Particolare scalpore ha suscitato il manifesto di Firenze Antifascista, che raffigura Vannacci a testa in giù.
Anche la Cgil ha espresso il suo disappunto riguardo all’apertura della sede provinciale di Futuro Nazionale, manifestando “forte preoccupazione e indignazione” per la nascita di un “partito xenofobo alleato con l’estrema destra europea, che diffonde idee rétrograde, discriminatorie e di odio verso le diversità, primi fra tutti i disabili, la razza e il genere, cercando di riportare la nostra società in epoche buie. Condividiamo – concludono – il diritto delle cittadine e dei cittadini che vivono e lavorano qui di esprimere il loro dissenso attraverso forme democratiche e pacifiche che ci uniscono.

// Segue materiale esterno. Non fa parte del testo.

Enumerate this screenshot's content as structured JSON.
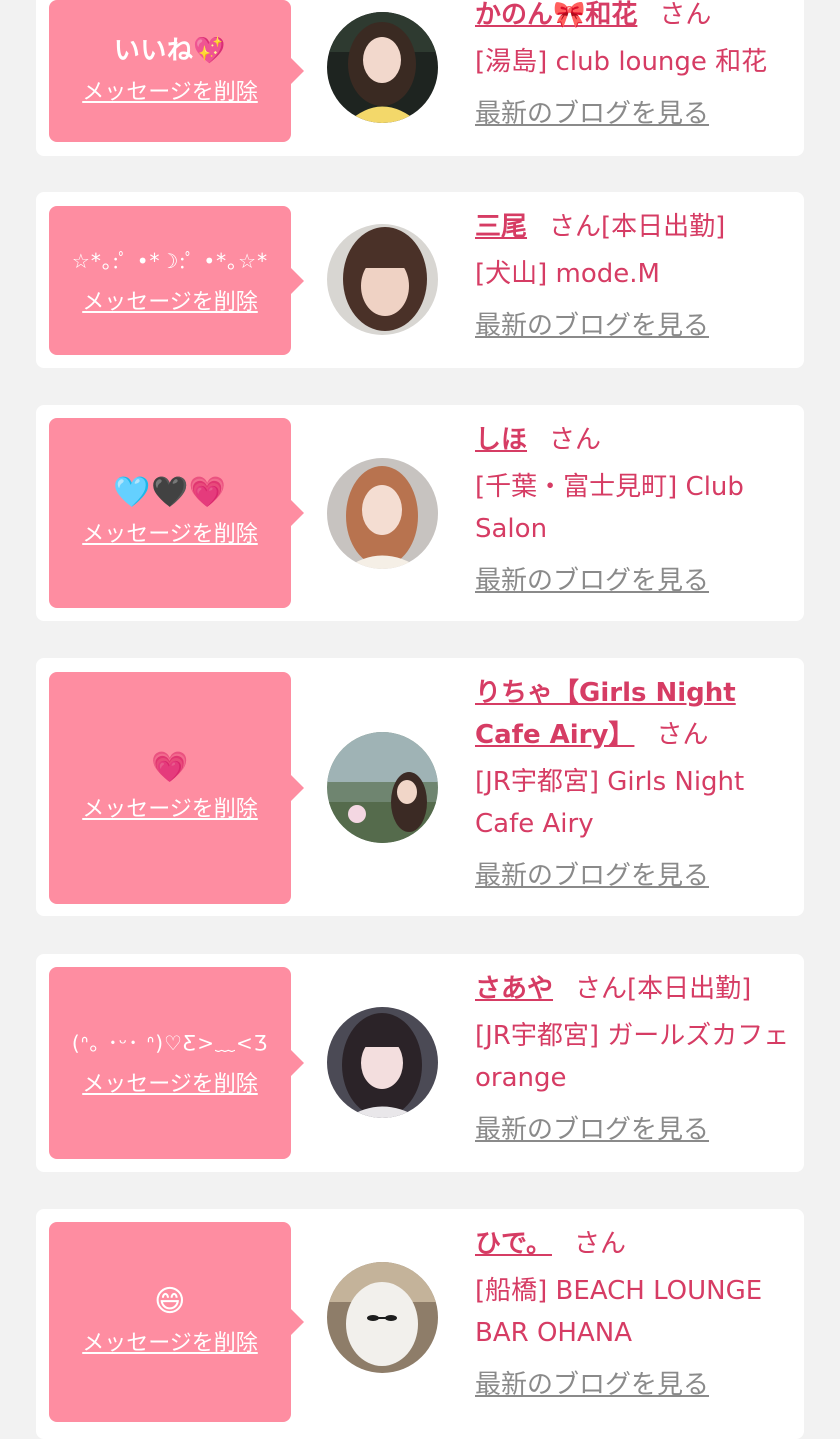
{
  "colors": {
    "page_bg": "#f2f2f2",
    "card_bg": "#ffffff",
    "bubble_bg": "#fe8da1",
    "accent_pink": "#d63c64",
    "link_gray": "#8a8a8a"
  },
  "delete_label": "メッセージを削除",
  "blog_label": "最新のブログを見る",
  "honorific": "さん",
  "items": [
    {
      "message": "いいね💖",
      "name": "かのん🎀和花",
      "status": "",
      "shop": "[湯島] club lounge 和花"
    },
    {
      "message": "☆*｡:ﾟ •*☽:ﾟ •*｡☆*",
      "name": "三尾",
      "status": "[本日出勤]",
      "shop": "[犬山] mode.M"
    },
    {
      "message": "🩵🖤💗",
      "name": "しほ",
      "status": "",
      "shop": "[千葉・富士見町] Club Salon"
    },
    {
      "message": "💗",
      "name": "りちゃ【Girls Night Cafe Airy】",
      "status": "",
      "shop": "[JR宇都宮] Girls Night Cafe Airy"
    },
    {
      "message": "(ᐢ｡ ･ᵕ･ ᐢ)♡Ƹ>﹏<Ʒ",
      "name": "さあや",
      "status": "[本日出勤]",
      "shop": "[JR宇都宮] ガールズカフェ orange"
    },
    {
      "message": "😄",
      "name": "ひで。",
      "status": "",
      "shop": "[船橋] BEACH LOUNGE BAR OHANA"
    }
  ]
}
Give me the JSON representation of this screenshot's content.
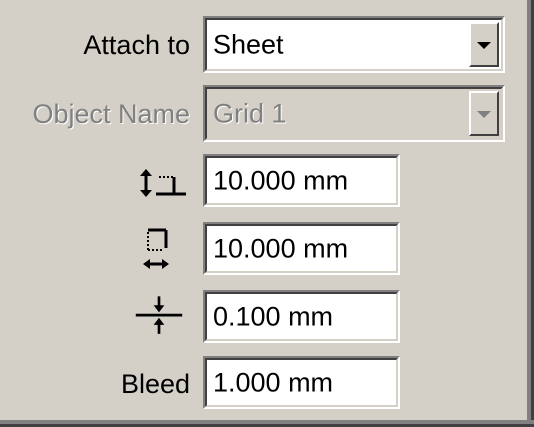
{
  "attach_to": {
    "label": "Attach to",
    "value": "Sheet"
  },
  "object_name": {
    "label": "Object Name",
    "value": "Grid 1"
  },
  "horizontal_spacing": {
    "icon": "horizontal-spacing-icon",
    "value": "10.000 mm"
  },
  "vertical_spacing": {
    "icon": "vertical-spacing-icon",
    "value": "10.000 mm"
  },
  "line_width": {
    "icon": "line-width-icon",
    "value": "0.100 mm"
  },
  "bleed": {
    "label": "Bleed",
    "value": "1.000 mm"
  },
  "colors": {
    "face": "#d4d0c8",
    "disabled_text": "#808080"
  }
}
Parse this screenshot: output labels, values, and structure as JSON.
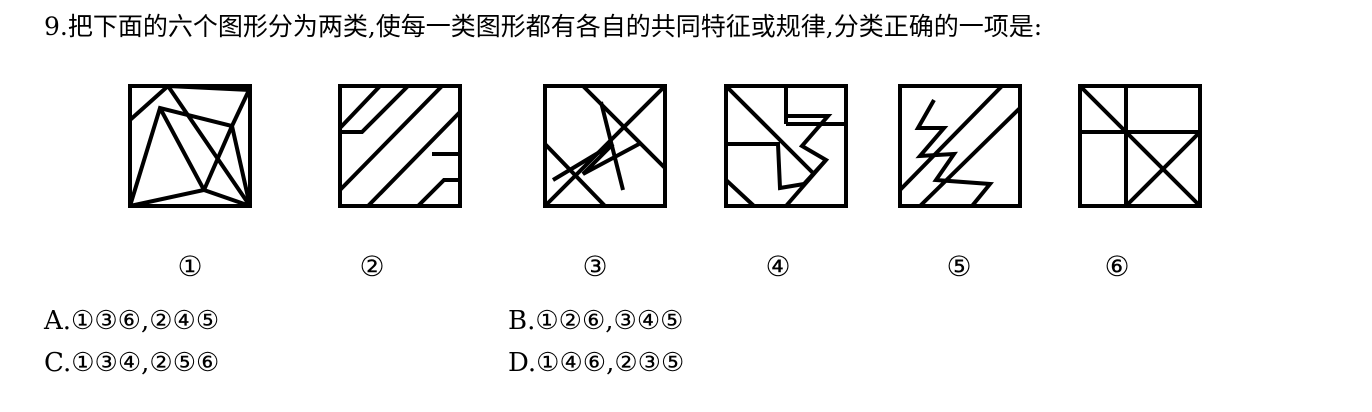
{
  "question": {
    "text": "9.把下面的六个图形分为两类,使每一类图形都有各自的共同特征或规律,分类正确的一项是:"
  },
  "figures": [
    {
      "label": "①"
    },
    {
      "label": "②"
    },
    {
      "label": "③"
    },
    {
      "label": "④"
    },
    {
      "label": "⑤"
    },
    {
      "label": "⑥"
    }
  ],
  "options": {
    "A": "A.①③⑥,②④⑤",
    "B": "B.①②⑥,③④⑤",
    "C": "C.①③④,②⑤⑥",
    "D": "D.①④⑥,②③⑤"
  }
}
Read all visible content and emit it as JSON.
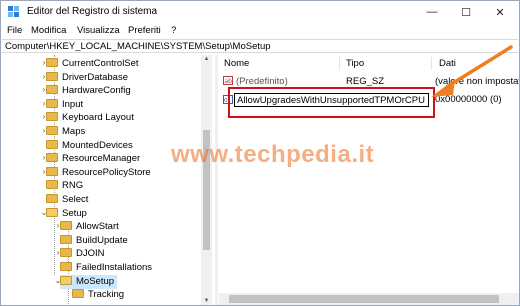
{
  "window": {
    "title": "Editor del Registro di sistema",
    "minimize_glyph": "—",
    "maximize_glyph": "☐",
    "close_glyph": "✕"
  },
  "menu": [
    "File",
    "Modifica",
    "Visualizza",
    "Preferiti",
    "?"
  ],
  "address": "Computer\\HKEY_LOCAL_MACHINE\\SYSTEM\\Setup\\MoSetup",
  "tree": {
    "items": [
      {
        "label": "CurrentControlSet",
        "level": 0,
        "chevron": "›"
      },
      {
        "label": "DriverDatabase",
        "level": 0,
        "chevron": "›"
      },
      {
        "label": "HardwareConfig",
        "level": 0,
        "chevron": "›"
      },
      {
        "label": "Input",
        "level": 0,
        "chevron": "›"
      },
      {
        "label": "Keyboard Layout",
        "level": 0,
        "chevron": "›"
      },
      {
        "label": "Maps",
        "level": 0,
        "chevron": "›"
      },
      {
        "label": "MountedDevices",
        "level": 0,
        "chevron": ""
      },
      {
        "label": "ResourceManager",
        "level": 0,
        "chevron": "›"
      },
      {
        "label": "ResourcePolicyStore",
        "level": 0,
        "chevron": "›"
      },
      {
        "label": "RNG",
        "level": 0,
        "chevron": ""
      },
      {
        "label": "Select",
        "level": 0,
        "chevron": ""
      },
      {
        "label": "Setup",
        "level": 0,
        "chevron": "⌄"
      },
      {
        "label": "AllowStart",
        "level": 1,
        "chevron": "›"
      },
      {
        "label": "BuildUpdate",
        "level": 1,
        "chevron": ""
      },
      {
        "label": "DJOIN",
        "level": 1,
        "chevron": "›"
      },
      {
        "label": "FailedInstallations",
        "level": 1,
        "chevron": ""
      },
      {
        "label": "MoSetup",
        "level": 1,
        "chevron": "⌄",
        "selected": true
      },
      {
        "label": "Tracking",
        "level": 2,
        "chevron": ""
      }
    ]
  },
  "list": {
    "columns": [
      "Nome",
      "Tipo",
      "Dati"
    ],
    "rows": [
      {
        "name": "(Predefinito)",
        "type": "REG_SZ",
        "data": "(valore non impostato)"
      },
      {
        "name": "AllowUpgradesWithUnsupportedTPMOrCPU",
        "type": "",
        "data": "0x00000000 (0)"
      }
    ]
  },
  "watermark": "www.techpedia.it",
  "colors": {
    "highlight": "#d0101b",
    "arrow": "#f07d1f",
    "selection": "#cce8ff",
    "folder": "#e8b94a"
  }
}
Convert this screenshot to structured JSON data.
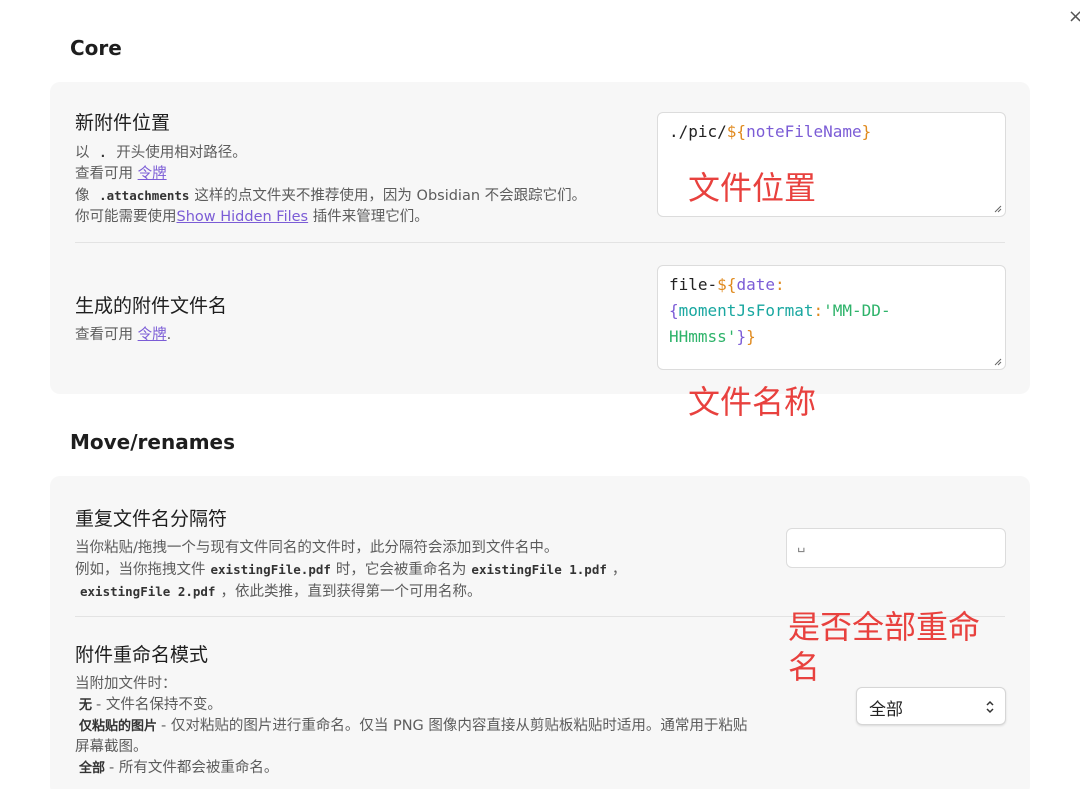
{
  "window": {
    "close_glyph": "×"
  },
  "sections": {
    "core_title": "Core",
    "move_title": "Move/renames"
  },
  "core": {
    "attachment_location": {
      "name": "新附件位置",
      "desc_line1_prefix": "以",
      "desc_line1_code": ".",
      "desc_line1_suffix": "开头使用相对路径。",
      "desc_line2_prefix": "查看可用",
      "desc_line2_link": "令牌",
      "desc_line3_prefix": "像",
      "desc_line3_code": ".attachments",
      "desc_line3_suffix": "这样的点文件夹不推荐使用，因为 Obsidian 不会跟踪它们。",
      "desc_line4_prefix": "你可能需要使用",
      "desc_line4_link": "Show Hidden Files",
      "desc_line4_suffix": "插件来管理它们。",
      "value_path": "./pic/",
      "value_dollar": "${",
      "value_var": "noteFileName",
      "value_close": "}"
    },
    "generated_filename": {
      "name": "生成的附件文件名",
      "desc_prefix": "查看可用",
      "desc_link": "令牌",
      "desc_suffix": ".",
      "value_prefix": "file-",
      "value_dollar": "${",
      "value_var": "date",
      "value_colon": ":",
      "value_brace_open": "{",
      "value_key": "momentJsFormat",
      "value_colon2": ":",
      "value_str_a": "'MM-DD-",
      "value_str_b": "HHmmss'",
      "value_close_inner": "}",
      "value_close_outer": "}"
    }
  },
  "move": {
    "duplicate_separator": {
      "name": "重复文件名分隔符",
      "desc_line1": "当你粘贴/拖拽一个与现有文件同名的文件时，此分隔符会添加到文件名中。",
      "desc_line2_prefix": "例如，当你拖拽文件",
      "desc_line2_code1": "existingFile.pdf",
      "desc_line2_mid": "时，它会被重命名为",
      "desc_line2_code2": "existingFile 1.pdf",
      "desc_line2_comma": "，",
      "desc_line3_code": "existingFile 2.pdf",
      "desc_line3_suffix": "，依此类推，直到获得第一个可用名称。",
      "value": "␣"
    },
    "rename_mode": {
      "name": "附件重命名模式",
      "desc_intro": "当附加文件时：",
      "opt_none_label": "无",
      "opt_none_desc": "- 文件名保持不变。",
      "opt_pasted_label": "仅粘贴的图片",
      "opt_pasted_desc": "- 仅对粘贴的图片进行重命名。仅当 PNG 图像内容直接从剪贴板粘贴时适用。通常用于粘贴",
      "opt_pasted_desc2": "屏幕截图。",
      "opt_all_label": "全部",
      "opt_all_desc": "- 所有文件都会被重命名。",
      "selected": "全部"
    }
  },
  "annotations": {
    "file_location": "文件位置",
    "file_name": "文件名称",
    "rename_all_line1": "是否全部重命",
    "rename_all_line2": "名"
  },
  "colors": {
    "accent_link": "#7b5cd6",
    "annotation_red": "#e8413e",
    "card_bg": "#f7f7f7"
  }
}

Il presidio è iniziato intorno alle 15 e si trova a una cinquantina di metri dalla sede di piazza Tanucci, contando circa un centinaio di partecipanti. Tra gli striscioni esposti si leggono “Vannacci a Firenze ‘un ti si vole'”, “Vannacci carogna, Rifredi non ti vuole” e “Unici stranieri, fascisti nei quartieri”, accompagnati da alcuni cori. Curiosamente, di fronte alla sede è apparsa una vela con il David di Michelangelo e la scritta “Firenze Q1”. La dicitura, apparentemente riferita a un quartiere, è stata subito messa in ridicolo dai partecipanti, che hanno fatto notare che la piazza appartiene al Quartiere 5.
Sulla facciata di un condominio è comparso anche uno striscione con la scritta “Firenze antifascista”, accolto da applausi e dal coro “Siamo tutti antifascisti”.
Oltre al presidio in piazza Tanucci, un altro era stato annunciato in piazza Leopoldo, a poche centinaia di metri di distanza, dove si sono riunite solo alcune decine di manifestanti.
La Digos, come di consueto in queste situazioni, sta tentando di mediare, invitando i partecipanti a lasciare la piazza. Intorno alle 16, il personale del Reparto mobile della polizia di Stato ha ricevuto l’ordine di indossare i caschi protettivi, intensificando il presidio. Via Corridoni, l’arteria principale verso il centro, è stata chiusa al traffico per garantire la sicurezza della zona.
Giovani Democratici Firenze: “Non accettiamo la presenza di un partito neofascista e razzista nella nostra città”
“Firenze è antifascista – hanno dichiarato in un video postato sui social i Giovani Democratici di Firenze -. Il nostro modo di rispondere all’odio è con arte, cultura e antifascismo ma soprattutto comunità. Per questo non tolleriamo la presenza di un partito neofascista e razzista nella nostra città. Oggi siamo qui per difendere i nostri spazi“.
Alessandra Nardini (Pd): “Fave? Vannacci ignora che in Toscana non ha spazio”
“In questo Paese, ciò che oggi chiami ‘fave’, hanno chiuso i conti con individui come te il 25 aprile 1945. Meglio ‘fave’ che fascisti’. Vannacci non comprende che in Toscana non c’è spazio per i nostalgici, per l’odio e la discriminazione“.